1 Laboratory of Kidney and Electrolyte Metabolism, National Heart, Lung and Blood Institutes, National Institutes of Health, Bethesda, MD, USA
2 Laboratory of Kidney and Electrolyte Metabolism, National Heart, Lung and Blood Institutes, National Institutes of Health, Bethesda, MD, USA; Faculty of Life Sciences, University of Manchester, Manchester, United Kingdom

* To whom correspondence should be addressed. E-mail: ROFE{at}ana.au.dk.

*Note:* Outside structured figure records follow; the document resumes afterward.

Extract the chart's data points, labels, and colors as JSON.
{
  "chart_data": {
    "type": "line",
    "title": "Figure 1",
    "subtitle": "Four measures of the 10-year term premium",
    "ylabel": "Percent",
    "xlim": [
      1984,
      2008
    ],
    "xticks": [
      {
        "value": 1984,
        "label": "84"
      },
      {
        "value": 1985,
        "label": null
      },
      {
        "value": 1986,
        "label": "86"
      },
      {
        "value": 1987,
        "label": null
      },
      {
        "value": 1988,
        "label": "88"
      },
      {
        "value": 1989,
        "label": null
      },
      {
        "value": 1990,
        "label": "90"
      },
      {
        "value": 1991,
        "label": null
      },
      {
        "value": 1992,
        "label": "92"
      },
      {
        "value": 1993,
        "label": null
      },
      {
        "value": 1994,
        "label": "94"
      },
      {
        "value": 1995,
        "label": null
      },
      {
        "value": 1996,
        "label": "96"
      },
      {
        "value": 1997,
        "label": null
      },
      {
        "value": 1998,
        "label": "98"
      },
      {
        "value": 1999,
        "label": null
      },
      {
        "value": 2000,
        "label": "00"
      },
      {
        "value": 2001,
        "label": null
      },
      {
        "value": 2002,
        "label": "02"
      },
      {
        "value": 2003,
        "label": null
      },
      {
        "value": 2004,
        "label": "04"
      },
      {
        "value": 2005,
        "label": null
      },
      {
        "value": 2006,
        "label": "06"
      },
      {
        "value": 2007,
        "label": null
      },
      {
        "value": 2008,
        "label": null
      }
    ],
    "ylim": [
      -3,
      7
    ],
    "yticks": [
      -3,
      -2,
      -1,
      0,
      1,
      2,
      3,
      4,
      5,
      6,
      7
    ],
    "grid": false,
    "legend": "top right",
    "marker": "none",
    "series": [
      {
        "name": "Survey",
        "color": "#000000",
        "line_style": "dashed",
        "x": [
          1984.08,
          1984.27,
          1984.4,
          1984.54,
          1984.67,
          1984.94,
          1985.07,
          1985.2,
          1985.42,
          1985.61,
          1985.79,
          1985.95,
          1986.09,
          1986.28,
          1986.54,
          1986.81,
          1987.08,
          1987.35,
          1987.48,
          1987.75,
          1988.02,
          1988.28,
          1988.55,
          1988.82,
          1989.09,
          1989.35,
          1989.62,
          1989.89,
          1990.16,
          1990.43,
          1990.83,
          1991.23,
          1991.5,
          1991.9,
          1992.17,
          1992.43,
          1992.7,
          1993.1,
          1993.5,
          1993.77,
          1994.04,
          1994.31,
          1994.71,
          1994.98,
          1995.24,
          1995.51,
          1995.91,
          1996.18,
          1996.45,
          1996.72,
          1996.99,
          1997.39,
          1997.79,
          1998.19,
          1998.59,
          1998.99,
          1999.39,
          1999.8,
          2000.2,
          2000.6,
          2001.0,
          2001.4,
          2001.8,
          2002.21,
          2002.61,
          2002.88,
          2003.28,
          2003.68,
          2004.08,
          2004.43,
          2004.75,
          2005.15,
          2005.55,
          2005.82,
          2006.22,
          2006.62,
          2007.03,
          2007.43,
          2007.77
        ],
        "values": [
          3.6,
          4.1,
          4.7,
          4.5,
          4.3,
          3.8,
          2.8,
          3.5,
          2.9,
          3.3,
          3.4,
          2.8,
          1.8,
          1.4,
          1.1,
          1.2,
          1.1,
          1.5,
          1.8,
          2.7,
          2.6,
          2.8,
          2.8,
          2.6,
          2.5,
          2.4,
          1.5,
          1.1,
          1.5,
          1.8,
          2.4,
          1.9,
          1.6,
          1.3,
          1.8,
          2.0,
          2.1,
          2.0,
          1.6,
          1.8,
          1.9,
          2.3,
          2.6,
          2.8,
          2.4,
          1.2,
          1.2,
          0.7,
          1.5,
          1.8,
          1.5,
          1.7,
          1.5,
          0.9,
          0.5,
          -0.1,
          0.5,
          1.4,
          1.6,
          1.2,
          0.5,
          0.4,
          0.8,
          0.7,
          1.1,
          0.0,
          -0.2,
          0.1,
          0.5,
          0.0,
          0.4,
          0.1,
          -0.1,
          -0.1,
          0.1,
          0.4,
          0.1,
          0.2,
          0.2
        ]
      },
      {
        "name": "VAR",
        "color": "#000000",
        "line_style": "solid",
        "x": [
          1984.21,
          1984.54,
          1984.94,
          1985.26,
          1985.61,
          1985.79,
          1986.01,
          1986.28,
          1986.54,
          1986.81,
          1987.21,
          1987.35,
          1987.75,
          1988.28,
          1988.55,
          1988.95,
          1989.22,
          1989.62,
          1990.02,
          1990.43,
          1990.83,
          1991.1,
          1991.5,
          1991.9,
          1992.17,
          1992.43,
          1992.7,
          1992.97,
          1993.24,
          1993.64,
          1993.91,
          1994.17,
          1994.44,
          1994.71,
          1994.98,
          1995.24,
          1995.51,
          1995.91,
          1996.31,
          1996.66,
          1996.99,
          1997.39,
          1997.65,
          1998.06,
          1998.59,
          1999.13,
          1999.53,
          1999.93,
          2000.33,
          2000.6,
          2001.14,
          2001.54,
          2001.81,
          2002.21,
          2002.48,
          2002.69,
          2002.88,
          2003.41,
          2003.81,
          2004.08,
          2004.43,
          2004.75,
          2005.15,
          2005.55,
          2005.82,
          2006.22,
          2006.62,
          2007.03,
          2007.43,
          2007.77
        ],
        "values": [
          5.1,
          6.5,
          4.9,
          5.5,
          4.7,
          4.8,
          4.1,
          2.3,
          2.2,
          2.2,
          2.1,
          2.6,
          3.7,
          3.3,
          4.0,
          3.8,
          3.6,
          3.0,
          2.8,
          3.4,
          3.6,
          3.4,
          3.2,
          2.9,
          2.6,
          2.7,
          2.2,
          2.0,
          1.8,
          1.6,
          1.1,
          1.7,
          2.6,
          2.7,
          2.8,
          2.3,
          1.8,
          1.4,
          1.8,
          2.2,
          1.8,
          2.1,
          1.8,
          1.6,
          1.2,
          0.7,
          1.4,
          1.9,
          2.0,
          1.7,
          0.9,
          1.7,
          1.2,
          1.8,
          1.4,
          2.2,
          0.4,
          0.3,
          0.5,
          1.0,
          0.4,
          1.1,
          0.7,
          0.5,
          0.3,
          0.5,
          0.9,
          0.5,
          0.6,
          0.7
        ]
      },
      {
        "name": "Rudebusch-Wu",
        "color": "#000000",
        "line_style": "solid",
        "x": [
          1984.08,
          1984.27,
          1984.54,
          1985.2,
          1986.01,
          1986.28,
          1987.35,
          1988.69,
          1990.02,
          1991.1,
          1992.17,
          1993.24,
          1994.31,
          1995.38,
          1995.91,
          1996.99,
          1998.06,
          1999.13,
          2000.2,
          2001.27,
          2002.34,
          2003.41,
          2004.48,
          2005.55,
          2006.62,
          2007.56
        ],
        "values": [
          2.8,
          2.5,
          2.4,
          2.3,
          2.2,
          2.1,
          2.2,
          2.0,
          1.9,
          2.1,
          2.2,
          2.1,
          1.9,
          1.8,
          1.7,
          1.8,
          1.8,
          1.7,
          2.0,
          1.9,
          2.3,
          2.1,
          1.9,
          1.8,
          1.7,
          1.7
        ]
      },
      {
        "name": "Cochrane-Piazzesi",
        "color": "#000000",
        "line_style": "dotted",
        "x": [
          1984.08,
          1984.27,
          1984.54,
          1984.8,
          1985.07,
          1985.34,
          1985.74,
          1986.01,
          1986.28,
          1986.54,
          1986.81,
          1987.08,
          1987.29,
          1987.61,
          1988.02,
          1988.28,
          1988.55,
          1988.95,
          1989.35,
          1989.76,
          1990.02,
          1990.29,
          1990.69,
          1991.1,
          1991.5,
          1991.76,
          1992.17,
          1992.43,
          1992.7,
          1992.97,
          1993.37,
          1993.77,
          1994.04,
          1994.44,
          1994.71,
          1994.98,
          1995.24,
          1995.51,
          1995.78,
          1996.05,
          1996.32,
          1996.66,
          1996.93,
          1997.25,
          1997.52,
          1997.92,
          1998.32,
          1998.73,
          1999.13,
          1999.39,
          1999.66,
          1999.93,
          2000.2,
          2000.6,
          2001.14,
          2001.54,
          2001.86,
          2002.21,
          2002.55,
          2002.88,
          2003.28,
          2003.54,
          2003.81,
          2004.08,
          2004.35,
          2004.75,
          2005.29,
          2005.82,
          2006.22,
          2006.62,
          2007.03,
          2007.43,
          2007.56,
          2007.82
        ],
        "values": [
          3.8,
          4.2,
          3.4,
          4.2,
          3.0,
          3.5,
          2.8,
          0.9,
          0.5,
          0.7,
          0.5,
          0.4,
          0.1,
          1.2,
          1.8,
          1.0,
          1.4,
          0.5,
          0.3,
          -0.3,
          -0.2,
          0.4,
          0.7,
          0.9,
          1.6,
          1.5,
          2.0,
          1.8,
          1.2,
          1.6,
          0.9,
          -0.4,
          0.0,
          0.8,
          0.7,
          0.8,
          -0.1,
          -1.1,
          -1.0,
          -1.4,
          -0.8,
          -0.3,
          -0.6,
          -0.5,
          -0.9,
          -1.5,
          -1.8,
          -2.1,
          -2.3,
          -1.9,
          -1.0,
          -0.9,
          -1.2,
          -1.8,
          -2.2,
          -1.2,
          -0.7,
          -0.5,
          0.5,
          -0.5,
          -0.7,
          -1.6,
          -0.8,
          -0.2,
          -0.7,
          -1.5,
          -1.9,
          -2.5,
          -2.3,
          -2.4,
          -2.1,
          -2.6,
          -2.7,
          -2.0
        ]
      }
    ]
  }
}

The Gamble phenomenon (initially described over 70 years ago as; "an economy of water in renal function referable to urea") suggested that urea plays a special role in the urinary concentrating mechanism, and that the concentrating mechanism depends in some complex way on an interaction between NaCl and urea. In this study, the role of collecting duct urea transporters in the Gamble phenomenon was investigated in wild-type mice and mice in which the inner medulla collecting duct (IMCD) facilitative urea transporters, UT-A1 and UT-A3, had been deleted (UT-A1/3-/- mice). The general features of the Gamble phenomenon were confirmed in wild-type mice, namely: 1) the water requirement for the excretion of urea is less than for the excretion of an osmotically equivalent amount of NaCl; and 2) when fed various mixtures of urea and salt in the diet, less water is required for the excretion of the two substances together than the amount of water needed for the excretion of the two substances separately. In UT-A1/3-/- mice both of these elements of the phenomenon were absent, indicating that IMCD urea transporters play a central role in the Gamble phenomenon. A titration study in which wild-type mice were given progressively increasing amounts of urea showed that the ability of the kidney to reabsorb urea was saturable, resulting in osmotic diuresis above excretion rates of ~6000 µosmol/day. In the same titration experiments, when increasing amounts of NaCl were added to the diet, mice were unable to increase urinary NaCl concentrations to >420 mM, resulting in osmotic diuresis at NaCl excretion rates of ~3500 µosmol/day. Thus, both urea and NaCl can induce osmotic diuresis when large amounts are given, supporting the conclusion that the decrease in water excretion with mixtures of urea and NaCl added to the diet (compared to pure NaCl or urea) is due to the separate abilities of urea and NaCl to induce osmotic diuresis, rather than to any specific interaction of urea transport and NaCl transport at an epithelial level.